O prazo oficial da comissão termina em 28 de março, que neste ano cai em um sábado. Sem extensão, a expectativa é de que as atividades sejam encerradas no dia 26.
O presidente da CPMI, senador Carlos Viana, tenta desde o fim de 2025 uma reunião com o presidente do Senado, Davi Alcolumbre, para discutir a possibilidade de ampliar o prazo da investigação.
Segundo Viana, ainda não houve uma resposta definitiva sobre a prorrogação. O senador afirmou que pode recorrer ao Supremo Tribunal Federal caso o pedido não avance no Congresso.
A comissão foi instalada para investigar um esquema de descontos indevidos em aposentadorias e pensões do INSS. Durante os trabalhos, o colegiado reuniu documentos, depoimentos e informações que passaram a integrar a investigação.
Disputa política na instalação
A criação da CPMI foi marcada por uma disputa entre governo e oposição no Congresso.
Nos bastidores, aliados do governo defendiam que o senador Omar Aziz assumisse a presidência da comissão, o que indicaria maior influência do Palácio do Planalto na condução dos trabalhos.
A articulação, porém, mudou durante a sessão de instalação. Parlamentares da oposição reuniram votos suficientes e elegeram Carlos Viana para comandar a comissão.
Em seguida, o deputado Alfredo Gaspar foi escolhido relator da investigação. A escolha consolidou o controle da comissão nas mãos de parlamentares oposicionistas.
A decisão surpreendeu parte dos congressistas e alterou o equilíbrio político da investigação logo no início dos trabalhos.

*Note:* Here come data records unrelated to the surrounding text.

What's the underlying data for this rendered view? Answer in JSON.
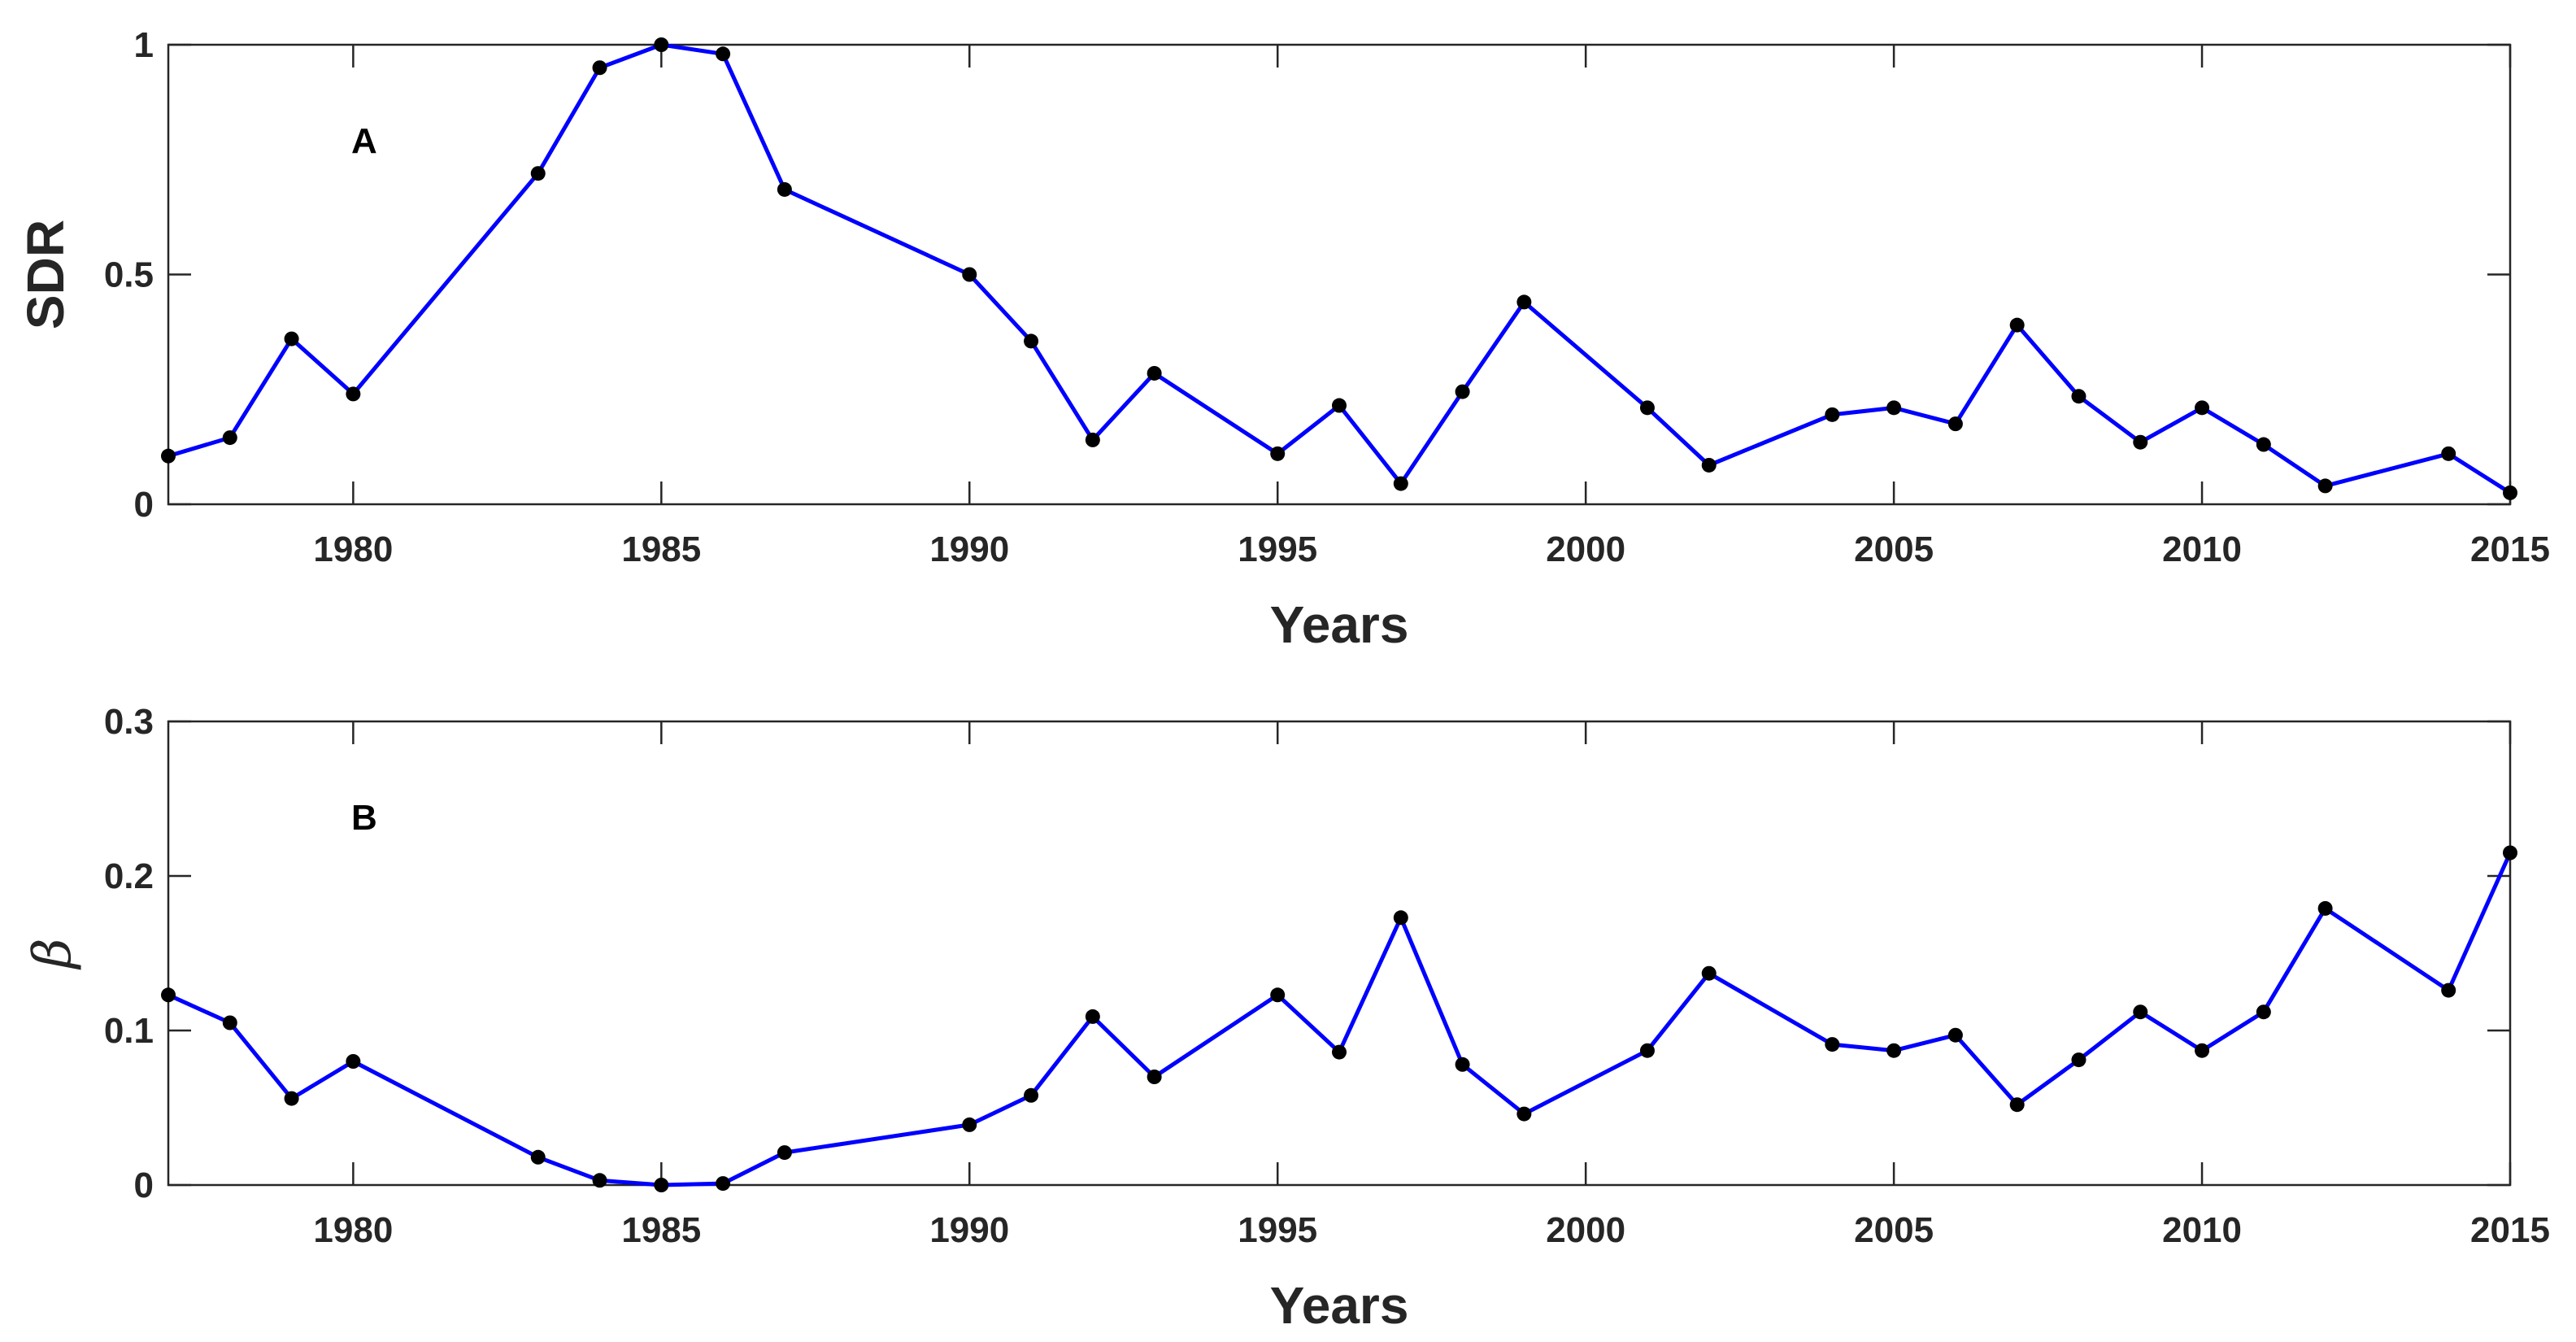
{
  "chart_data": [
    {
      "type": "line",
      "panel_label": "A",
      "xlabel": "Years",
      "ylabel": "SDR",
      "xlim": [
        1977,
        2015
      ],
      "ylim": [
        0,
        1
      ],
      "xticks": [
        1980,
        1985,
        1990,
        1995,
        2000,
        2005,
        2010,
        2015
      ],
      "yticks": [
        0,
        0.5,
        1
      ],
      "ytick_labels": [
        "0",
        "0.5",
        "1"
      ],
      "line_color": "#0000ff",
      "marker_color": "#000000",
      "grid": false,
      "series": [
        {
          "x": [
            1977,
            1978,
            1979,
            1980,
            1983,
            1984,
            1985,
            1986,
            1987,
            1990,
            1991,
            1992,
            1993,
            1995,
            1996,
            1997,
            1998,
            1999,
            2001,
            2002,
            2004,
            2005,
            2006,
            2007,
            2008,
            2009,
            2010,
            2011,
            2012,
            2014,
            2015
          ],
          "values": [
            0.105,
            0.145,
            0.36,
            0.24,
            0.72,
            0.95,
            1.0,
            0.98,
            0.685,
            0.5,
            0.355,
            0.14,
            0.285,
            0.11,
            0.215,
            0.045,
            0.245,
            0.44,
            0.21,
            0.085,
            0.195,
            0.21,
            0.175,
            0.39,
            0.235,
            0.135,
            0.21,
            0.13,
            0.04,
            0.11,
            0.025
          ]
        }
      ]
    },
    {
      "type": "line",
      "panel_label": "B",
      "xlabel": "Years",
      "ylabel": "β",
      "xlim": [
        1977,
        2015
      ],
      "ylim": [
        0,
        0.3
      ],
      "xticks": [
        1980,
        1985,
        1990,
        1995,
        2000,
        2005,
        2010,
        2015
      ],
      "yticks": [
        0,
        0.1,
        0.2,
        0.3
      ],
      "ytick_labels": [
        "0",
        "0.1",
        "0.2",
        "0.3"
      ],
      "line_color": "#0000ff",
      "marker_color": "#000000",
      "grid": false,
      "series": [
        {
          "x": [
            1977,
            1978,
            1979,
            1980,
            1983,
            1984,
            1985,
            1986,
            1987,
            1990,
            1991,
            1992,
            1993,
            1995,
            1996,
            1997,
            1998,
            1999,
            2001,
            2002,
            2004,
            2005,
            2006,
            2007,
            2008,
            2009,
            2010,
            2011,
            2012,
            2014,
            2015
          ],
          "values": [
            0.123,
            0.105,
            0.056,
            0.08,
            0.018,
            0.003,
            0.0,
            0.001,
            0.021,
            0.039,
            0.058,
            0.109,
            0.07,
            0.123,
            0.086,
            0.173,
            0.078,
            0.046,
            0.087,
            0.137,
            0.091,
            0.087,
            0.097,
            0.052,
            0.081,
            0.112,
            0.087,
            0.112,
            0.179,
            0.126,
            0.215
          ]
        }
      ]
    }
  ]
}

Depoimento do “Careca do INSS”
Um dos momentos mais aguardados da CPMI foi o depoimento do empresário Antônio Carlos Camilo Antunes, conhecido como “Careca do INSS”.

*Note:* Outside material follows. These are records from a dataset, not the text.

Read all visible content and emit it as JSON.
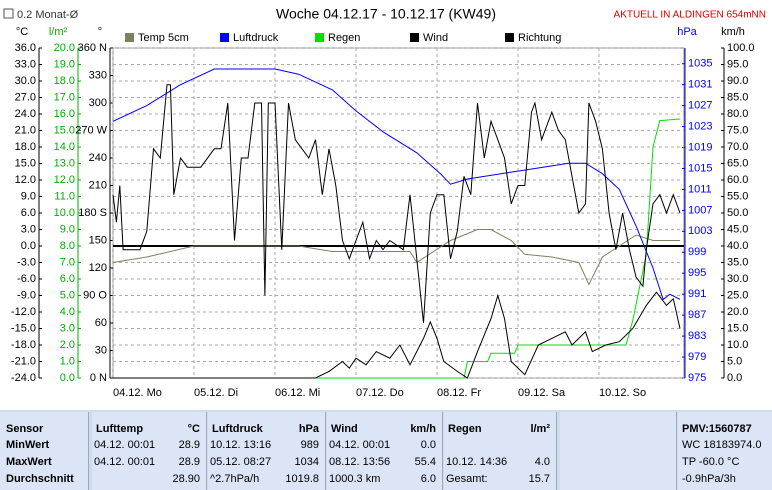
{
  "chart_data": {
    "type": "line",
    "title": "Woche 04.12.17 - 10.12.17 (KW49)",
    "subtitle": "AKTUELL IN ALDINGEN 654mNN",
    "checkbox_label": "0.2 Monat-Ø",
    "xlim": [
      0,
      168
    ],
    "xticks": [
      {
        "value": 0,
        "label": "04.12. Mo"
      },
      {
        "value": 24,
        "label": "05.12. Di"
      },
      {
        "value": 48,
        "label": "06.12. Mi"
      },
      {
        "value": 72,
        "label": "07.12. Do"
      },
      {
        "value": 96,
        "label": "08.12. Fr"
      },
      {
        "value": 120,
        "label": "09.12. Sa"
      },
      {
        "value": 144,
        "label": "10.12. So"
      }
    ],
    "axes": [
      {
        "title": "°C",
        "color": "#000000",
        "zero_line": true,
        "lim": [
          -24,
          36
        ],
        "ticks": [
          {
            "value": -24,
            "label": "-24.0"
          },
          {
            "value": -21,
            "label": "-21.0"
          },
          {
            "value": -18,
            "label": "-18.0"
          },
          {
            "value": -15,
            "label": "-15.0"
          },
          {
            "value": -12,
            "label": "-12.0"
          },
          {
            "value": -9,
            "label": "-9.0"
          },
          {
            "value": -6,
            "label": "-6.0"
          },
          {
            "value": -3,
            "label": "-3.0"
          },
          {
            "value": 0,
            "label": "0.0"
          },
          {
            "value": 3,
            "label": "3.0"
          },
          {
            "value": 6,
            "label": "6.0"
          },
          {
            "value": 9,
            "label": "9.0"
          },
          {
            "value": 12,
            "label": "12.0"
          },
          {
            "value": 15,
            "label": "15.0"
          },
          {
            "value": 18,
            "label": "18.0"
          },
          {
            "value": 21,
            "label": "21.0"
          },
          {
            "value": 24,
            "label": "24.0"
          },
          {
            "value": 27,
            "label": "27.0"
          },
          {
            "value": 30,
            "label": "30.0"
          },
          {
            "value": 33,
            "label": "33.0"
          },
          {
            "value": 36,
            "label": "36.0"
          }
        ]
      },
      {
        "title": "l/m²",
        "color": "#00b000",
        "lim": [
          0,
          20
        ],
        "ticks": [
          {
            "value": 0,
            "label": "0.0"
          },
          {
            "value": 1,
            "label": "1.0"
          },
          {
            "value": 2,
            "label": "2.0"
          },
          {
            "value": 3,
            "label": "3.0"
          },
          {
            "value": 4,
            "label": "4.0"
          },
          {
            "value": 5,
            "label": "5.0"
          },
          {
            "value": 6,
            "label": "6.0"
          },
          {
            "value": 7,
            "label": "7.0"
          },
          {
            "value": 8,
            "label": "8.0"
          },
          {
            "value": 9,
            "label": "9.0"
          },
          {
            "value": 10,
            "label": "10.0"
          },
          {
            "value": 11,
            "label": "11.0"
          },
          {
            "value": 12,
            "label": "12.0"
          },
          {
            "value": 13,
            "label": "13.0"
          },
          {
            "value": 14,
            "label": "14.0"
          },
          {
            "value": 15,
            "label": "15.0"
          },
          {
            "value": 16,
            "label": "16.0"
          },
          {
            "value": 17,
            "label": "17.0"
          },
          {
            "value": 18,
            "label": "18.0"
          },
          {
            "value": 19,
            "label": "19.0"
          },
          {
            "value": 20,
            "label": "20.0"
          }
        ]
      },
      {
        "title": "°",
        "color": "#000000",
        "lim": [
          0,
          360
        ],
        "ticks": [
          {
            "value": 0,
            "label": "0 N"
          },
          30,
          60,
          {
            "value": 90,
            "label": "90 O"
          },
          120,
          150,
          {
            "value": 180,
            "label": "180 S"
          },
          210,
          240,
          {
            "value": 270,
            "label": "270 W"
          },
          300,
          330,
          {
            "value": 360,
            "label": "360 N"
          }
        ]
      },
      {
        "title": "hPa",
        "color": "#0000ff",
        "lim": [
          975,
          1038
        ],
        "ticks": [
          975,
          979,
          983,
          987,
          991,
          995,
          999,
          1003,
          1007,
          1011,
          1015,
          1019,
          1023,
          1027,
          1031,
          1035
        ]
      },
      {
        "title": "km/h",
        "color": "#000000",
        "grid": true,
        "lim": [
          0,
          100
        ],
        "ticks": [
          {
            "value": 0,
            "label": "0.0"
          },
          {
            "value": 5,
            "label": "5.0"
          },
          {
            "value": 10,
            "label": "10.0"
          },
          {
            "value": 15,
            "label": "15.0"
          },
          {
            "value": 20,
            "label": "20.0"
          },
          {
            "value": 25,
            "label": "25.0"
          },
          {
            "value": 30,
            "label": "30.0"
          },
          {
            "value": 35,
            "label": "35.0"
          },
          {
            "value": 40,
            "label": "40.0"
          },
          {
            "value": 45,
            "label": "45.0"
          },
          {
            "value": 50,
            "label": "50.0"
          },
          {
            "value": 55,
            "label": "55.0"
          },
          {
            "value": 60,
            "label": "60.0"
          },
          {
            "value": 65,
            "label": "65.0"
          },
          {
            "value": 70,
            "label": "70.0"
          },
          {
            "value": 75,
            "label": "75.0"
          },
          {
            "value": 80,
            "label": "80.0"
          },
          {
            "value": 85,
            "label": "85.0"
          },
          {
            "value": 90,
            "label": "90.0"
          },
          {
            "value": 95,
            "label": "95.0"
          },
          {
            "value": 100,
            "label": "100.0"
          }
        ]
      }
    ],
    "series": [
      {
        "name": "Temp 5cm",
        "color": "#808060",
        "axis": 0,
        "x": [
          0,
          10,
          24,
          40,
          55,
          65,
          72,
          80,
          88,
          90,
          95,
          100,
          108,
          112,
          118,
          122,
          130,
          138,
          141,
          145,
          150,
          155,
          160,
          168
        ],
        "values": [
          -3,
          -2,
          0,
          0,
          0,
          -1,
          -1,
          -1,
          -1,
          -3,
          -1,
          1,
          3,
          3,
          1,
          -1.5,
          -2,
          -3,
          -7,
          -2,
          0,
          2,
          1,
          1
        ]
      },
      {
        "name": "Luftdruck",
        "color": "#0000ff",
        "axis": 3,
        "x": [
          0,
          10,
          20,
          30,
          40,
          48,
          55,
          65,
          72,
          80,
          90,
          97,
          100,
          105,
          115,
          125,
          135,
          140,
          145,
          150,
          155,
          160,
          163,
          165,
          168
        ],
        "values": [
          1024,
          1027,
          1031,
          1034,
          1034,
          1034,
          1033,
          1030,
          1026,
          1022,
          1018,
          1014,
          1012,
          1013,
          1014,
          1015,
          1016,
          1016,
          1014,
          1011,
          1004,
          996,
          990,
          991,
          990
        ]
      },
      {
        "name": "Regen",
        "color": "#00e000",
        "axis": 1,
        "x": [
          0,
          104,
          105,
          111,
          112,
          119,
          120,
          152,
          154,
          158,
          160,
          162,
          168
        ],
        "values": [
          0,
          0,
          1,
          1,
          1.5,
          1.5,
          2,
          2,
          3.5,
          7.5,
          14,
          15.6,
          15.7
        ]
      },
      {
        "name": "Wind",
        "color": "#000000",
        "axis": 4,
        "x": [
          0,
          60,
          64,
          68,
          70,
          72,
          75,
          78,
          82,
          85,
          88,
          92,
          94,
          96,
          98,
          102,
          105,
          108,
          112,
          114,
          116,
          118,
          122,
          126,
          130,
          134,
          136,
          140,
          142,
          146,
          150,
          154,
          158,
          161,
          164,
          166,
          168
        ],
        "values": [
          0,
          0,
          2,
          5,
          3,
          6,
          4,
          8,
          6,
          10,
          4,
          12,
          17,
          12,
          5,
          2,
          0,
          8,
          18,
          25,
          18,
          5,
          1,
          10,
          12,
          14,
          10,
          14,
          8,
          10,
          11,
          15,
          22,
          26,
          22,
          24,
          15
        ]
      },
      {
        "name": "Richtung",
        "color": "#000000",
        "axis": 2,
        "x": [
          0,
          1,
          2,
          3,
          8,
          10,
          12,
          14,
          16,
          17,
          18,
          20,
          22,
          26,
          30,
          32,
          34,
          36,
          38,
          40,
          42,
          44,
          45,
          46,
          48,
          50,
          52,
          54,
          56,
          58,
          60,
          62,
          64,
          66,
          68,
          70,
          72,
          74,
          76,
          78,
          80,
          82,
          86,
          88,
          90,
          92,
          94,
          96,
          98,
          100,
          102,
          104,
          106,
          108,
          110,
          112,
          114,
          116,
          118,
          120,
          122,
          124,
          125,
          127,
          130,
          132,
          134,
          136,
          138,
          140,
          141,
          143,
          145,
          147,
          149,
          151,
          153,
          155,
          157,
          158,
          160,
          162,
          164,
          166,
          168
        ],
        "values": [
          200,
          170,
          210,
          140,
          140,
          160,
          250,
          240,
          320,
          320,
          200,
          240,
          230,
          230,
          250,
          250,
          300,
          150,
          240,
          240,
          300,
          300,
          90,
          300,
          300,
          140,
          300,
          260,
          250,
          240,
          260,
          200,
          250,
          210,
          150,
          130,
          150,
          170,
          130,
          150,
          140,
          150,
          140,
          200,
          130,
          60,
          180,
          200,
          200,
          130,
          160,
          220,
          200,
          300,
          240,
          280,
          260,
          240,
          190,
          210,
          210,
          290,
          300,
          260,
          290,
          270,
          260,
          220,
          180,
          190,
          300,
          280,
          250,
          180,
          140,
          180,
          140,
          110,
          100,
          140,
          190,
          200,
          180,
          200,
          180
        ]
      }
    ]
  },
  "stats": {
    "sensor": [
      "Sensor",
      "MinWert",
      "MaxWert",
      "Durchschnitt"
    ],
    "groups": [
      {
        "name": "Lufttemp",
        "unit": "°C",
        "rows": [
          {
            "time": "04.12.  00:01",
            "value": "28.9"
          },
          {
            "time": "04.12.  00:01",
            "value": "28.9"
          },
          {
            "value": "28.90"
          }
        ]
      },
      {
        "name": "Luftdruck",
        "unit": "hPa",
        "rows": [
          {
            "time": "10.12.  13:16",
            "value": "989"
          },
          {
            "time": "05.12.  08:27",
            "value": "1034"
          },
          {
            "time": "^2.7hPa/h",
            "value": "1019.8"
          }
        ]
      },
      {
        "name": "Wind",
        "unit": "km/h",
        "rows": [
          {
            "time": "04.12.  00:01",
            "value": "0.0"
          },
          {
            "time": "08.12.  13:56",
            "value": "55.4"
          },
          {
            "time": "1000.3 km",
            "value": "6.0"
          }
        ]
      },
      {
        "name": "Regen",
        "unit": "l/m²",
        "rows": [
          {},
          {
            "time": "10.12.  14:36",
            "value": "4.0"
          },
          {
            "time": "Gesamt:",
            "value": "15.7"
          }
        ]
      }
    ],
    "pmv": [
      "PMV:1560787",
      "WC 18183974.0",
      "TP -60.0 °C",
      "-0.9hPa/3h"
    ]
  }
}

Ele é apontado por investigadores como um dos operadores do esquema de fraudes que atingiu aposentados e pensionistas.
Segundo investigações da Polícia Federal, o empresário teria atuado como intermediário financeiro em operações ligadas a descontos irregulares aplicados em benefícios do INSS.
Relatórios indicam que Antunes teria ligação com empresas usadas para movimentar recursos relacionados às fraudes.
Durante o depoimento na comissão, no entanto, o empresário respondeu poucas perguntas e negou participação em irregularidades.
A audiência foi marcada por discussões entre parlamentares, mas produziu poucas revelações sobre o funcionamento do esquema.
Quebra de sigilo de Lulinha
Outro episódio que gerou tensão política foi a votação que aprovou a quebra de sigilo bancário e fiscal do empresário Fábio Luís Lula da Silva, conhecido como Lulinha, filho do presidente Luiz Inácio Lula da Silva.
A decisão foi tomada em 26 de fevereiro durante uma sessão em que 87 requerimentos foram votados de uma só vez.
A votação em bloco provocou reação da base governista, que criticou a ampliação da investigação e questionou a forma como as medidas foram aprovadas.
O caso acabou no Supremo Tribunal Federal. Em 4 de março, o ministro Flávio Dino suspendeu a quebra de sigilo ao analisar um mandado de segurança apresentado por uma empresária que também havia sido incluída na votação.
No dia seguinte, o ministro ampliou a decisão e anulou toda a votação em bloco da CPMI, o que derrubou a quebra de sigilo de Lulinha.
Caso Banco Master
Durante as investigações, a comissão também teve acesso a informações relacionadas ao banqueiro Daniel Vorcaro, dono do Banco Master.
Vorcaro chegou a ser convocado para prestar depoimento, mas não compareceu à comissão.
Dados extraídos do celular do empresário, apreendido pela Polícia Federal em outra investigação, revelaram anotações com supostas mensagens atribuídas ao ministro Alexandre de Moraes.